You never declare these reverse relationships. They are derived from the forward edges.

Cycles are hard errors. If document A depends on B, B depends on C, and C depends on A, graph construction fails immediately:

error: dependency cycle in document graph: A → B → C → A

The same applies to <Task> dependencies within a document. Task ordering uses topological sort — cycles make ordering impossible, so they are always fatal.

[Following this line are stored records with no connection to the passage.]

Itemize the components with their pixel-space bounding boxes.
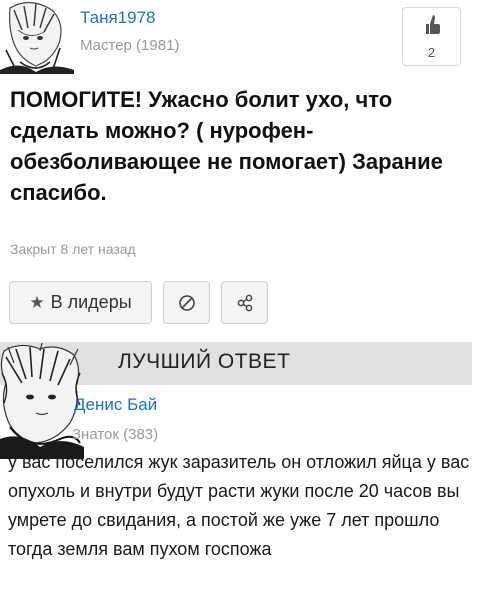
share-icon	[237, 294, 252, 311]
best-answer-heading: ЛУЧШИЙ ОТВЕТ	[118, 350, 291, 373]
thumbs-up-icon	[426, 15, 440, 34]
question-author-avatar[interactable]	[0, 0, 74, 74]
question-closed-meta: Закрыт 8 лет назад	[10, 241, 136, 257]
report-button[interactable]	[163, 281, 210, 324]
like-button[interactable]: 2	[402, 7, 461, 66]
to-leaders-button[interactable]: ★ В лидеры	[9, 281, 152, 324]
share-button[interactable]	[221, 281, 268, 324]
to-leaders-label: В лидеры	[50, 292, 132, 312]
question-author-rank: Мастер (1981)	[80, 37, 180, 54]
answer-author-name[interactable]: Денис Бай	[74, 395, 157, 415]
question-title: ПОМОГИТЕ! Ужасно болит ухо, что сделать …	[10, 87, 443, 205]
best-answer-text: у вас поселился жук заразитель он отложи…	[8, 452, 470, 559]
block-icon	[178, 294, 195, 311]
question-author-name[interactable]: Таня1978	[80, 8, 156, 28]
like-count: 2	[427, 45, 436, 60]
answer-author-rank: Знаток (383)	[72, 426, 159, 443]
star-icon: ★	[29, 292, 45, 312]
answer-page: Таня1978 Мастер (1981) 2 ПОМОГИТЕ! Ужасн…	[0, 0, 480, 602]
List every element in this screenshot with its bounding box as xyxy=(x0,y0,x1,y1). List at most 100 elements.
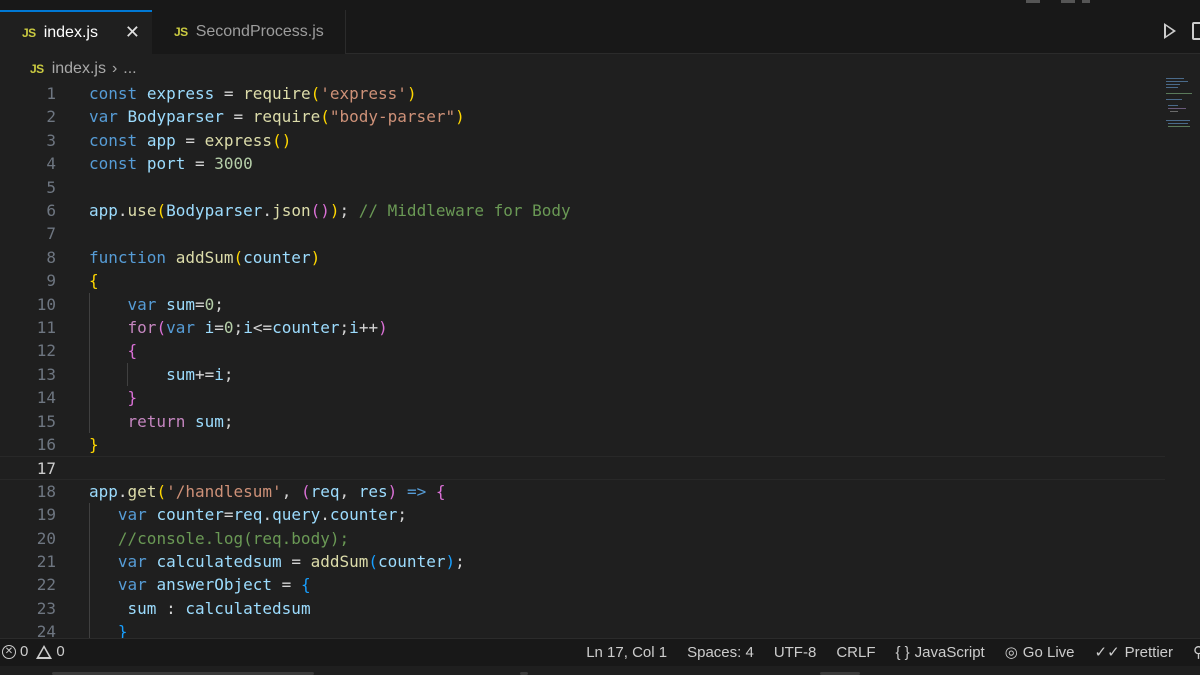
code-token: ( xyxy=(156,201,167,220)
code-token: counter xyxy=(243,247,311,267)
code-line[interactable]: 3 const app = express() xyxy=(0,129,1165,152)
code-line[interactable]: 13 sum+=i; xyxy=(0,363,1165,386)
code-line[interactable]: 11 for(var i=0;i<=counter;i++) xyxy=(0,316,1165,339)
code-line[interactable]: 9{ xyxy=(0,269,1165,292)
code-line[interactable]: 6 app.use(Bodyparser.json()); // Middlewa… xyxy=(0,199,1165,222)
line-number: 8 xyxy=(46,247,56,267)
code-token: i xyxy=(349,318,359,337)
code-token: ; xyxy=(233,318,244,337)
code-token: = xyxy=(272,575,301,595)
code-line[interactable]: 2 var Bodyparser = require("body-parser") xyxy=(0,105,1165,128)
code-line[interactable]: 19 var counter=req.query.counter; xyxy=(0,503,1165,526)
code-line[interactable]: 14 } xyxy=(0,386,1165,409)
code-token: . xyxy=(117,201,128,220)
code-line[interactable]: 15 return sum; xyxy=(0,410,1165,433)
code-token: i xyxy=(214,364,224,384)
code-token: } xyxy=(127,388,138,408)
code-line[interactable]: 17 xyxy=(0,456,1165,480)
code-line[interactable]: 8 function addSum(counter) xyxy=(0,246,1165,269)
code-token: const xyxy=(89,154,138,174)
breadcrumb-file[interactable]: index.js xyxy=(52,60,106,78)
problems-indicator[interactable]: ✕ 0 0 xyxy=(2,643,65,660)
code-line[interactable]: 16} xyxy=(0,433,1165,456)
line-number: 11 xyxy=(36,318,56,337)
line-number: 5 xyxy=(46,177,56,197)
javascript-file-icon: JS xyxy=(174,25,188,39)
code-token: { xyxy=(300,575,311,595)
split-editor-icon[interactable] xyxy=(1192,22,1200,40)
code-line[interactable]: 12 { xyxy=(0,339,1165,362)
code-token: = xyxy=(223,505,234,525)
code-line[interactable]: 7 xyxy=(0,222,1165,245)
code-token: sum xyxy=(166,294,195,314)
code-token: ( xyxy=(300,481,311,501)
code-token: } xyxy=(117,622,128,638)
line-ending[interactable]: CRLF xyxy=(836,644,875,661)
code-line[interactable]: 4 const port = 3000 xyxy=(0,152,1165,175)
code-token: counter xyxy=(329,505,398,525)
minimize-icon[interactable] xyxy=(1026,0,1040,3)
tab-index-js[interactable]: JS index.js ✕ xyxy=(0,10,152,54)
code-line[interactable]: 21 var calculatedsum = addSum(counter); xyxy=(0,550,1165,573)
code-token: res xyxy=(358,481,388,501)
line-number: 4 xyxy=(46,154,56,174)
encoding[interactable]: UTF-8 xyxy=(774,644,817,661)
line-number: 10 xyxy=(36,294,56,314)
code-token: calculatedsum xyxy=(156,552,282,571)
code-token: () xyxy=(310,201,330,220)
tab-secondprocess-js[interactable]: JS SecondProcess.js xyxy=(152,10,346,54)
code-token: ) xyxy=(387,481,398,501)
run-icon[interactable] xyxy=(1164,23,1176,39)
code-editor[interactable]: 1 const express = require('express') 2 var … xyxy=(0,82,1200,638)
restore-icon[interactable] xyxy=(1082,0,1090,3)
code-token: = xyxy=(194,294,205,314)
code-line[interactable]: 18 app.get('/handlesum', (req, res) => { xyxy=(0,480,1165,503)
javascript-file-icon: JS xyxy=(30,62,44,76)
code-token: require xyxy=(252,107,321,127)
go-live-button[interactable]: ◎ Go Live xyxy=(1005,643,1075,662)
accounts-icon[interactable]: ⚲ xyxy=(1193,643,1200,661)
code-line[interactable]: 1 const express = require('express') xyxy=(0,82,1165,105)
close-icon[interactable]: ✕ xyxy=(125,23,140,41)
code-token: use xyxy=(127,201,157,220)
cursor-position[interactable]: Ln 17, Col 1 xyxy=(586,644,667,661)
line-number: 19 xyxy=(36,505,56,525)
line-number: 1 xyxy=(46,84,56,103)
code-token: ) xyxy=(406,84,417,103)
maximize-icon[interactable] xyxy=(1061,0,1075,3)
code-token: const xyxy=(89,84,138,103)
indentation[interactable]: Spaces: 4 xyxy=(687,644,754,661)
code-line[interactable]: 10 var sum=0; xyxy=(0,293,1165,316)
code-token: counter xyxy=(272,318,340,337)
code-token: ; xyxy=(223,364,234,384)
line-number: 21 xyxy=(36,552,56,571)
code-token: get xyxy=(127,481,157,501)
code-line[interactable]: 23 sum : calculatedsum xyxy=(0,597,1165,620)
code-token: 0 xyxy=(223,318,234,337)
code-token: query xyxy=(272,505,321,525)
prettier-button[interactable]: ✓✓ Prettier xyxy=(1095,643,1174,662)
code-line[interactable]: 5 xyxy=(0,176,1165,199)
code-token: ; xyxy=(214,294,224,314)
code-line[interactable]: 24 } xyxy=(0,620,1165,638)
code-token: require xyxy=(243,84,311,103)
minimap[interactable] xyxy=(1166,78,1200,128)
code-line[interactable]: 22 var answerObject = { xyxy=(0,573,1165,596)
error-count: 0 xyxy=(20,643,29,660)
code-token: ; xyxy=(339,201,359,220)
tab-label: index.js xyxy=(43,24,98,41)
code-text: for(var i=0;i<=counter;i++) xyxy=(89,316,388,339)
code-token: 3000 xyxy=(214,154,253,174)
breadcrumb-symbols[interactable]: ... xyxy=(123,60,136,78)
language-mode[interactable]: { } JavaScript xyxy=(895,644,984,661)
code-line[interactable]: 20 //console.log(req.body); xyxy=(0,527,1165,550)
chevron-right-icon: › xyxy=(111,60,118,77)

Several CLI commands query the graph:

CommandPurpose
supersigil context <id>Focused view of a document and its relationships
supersigil graph --format mermaidFull graph as Mermaid diagram
supersigil graph --format dotFull graph as Graphviz DOT
supersigil plan [id]Outstanding work in topological order
supersigil affected --since <ref>Specs affected by file changes since a git ref

supersigil context provides an agent-friendly view of a single document and everything connected to it:

Terminal window
supersigil context auth/req/login

The output includes the document’s criteria, which documents implement it, which tests cover it, and which tracked files have changed. Reverse mappings are included automatically.

supersigil graph outputs the full document dependency graph in either Mermaid or Graphviz format:

Terminal window
# Mermaid (default)
supersigil graph > deps.mmd
# Graphviz DOT
supersigil graph --format dot > deps.dot

supersigil plan shows outstanding work across the project or for a specific document, ordered topologically by dependencies:

Terminal window
# All outstanding work
supersigil plan
# Specific document or prefix
supersigil plan auth/req/login

supersigil affected finds specs whose tracked files have changed since a git ref:

Terminal window
supersigil affected --since main
supersigil affected --since HEAD~3
supersigil affected --since main --committed-only
supersigil affected --since main --merge-base

This integrates naturally with PR reviews: run it in CI to flag specs that may need updating when their tracked source files change.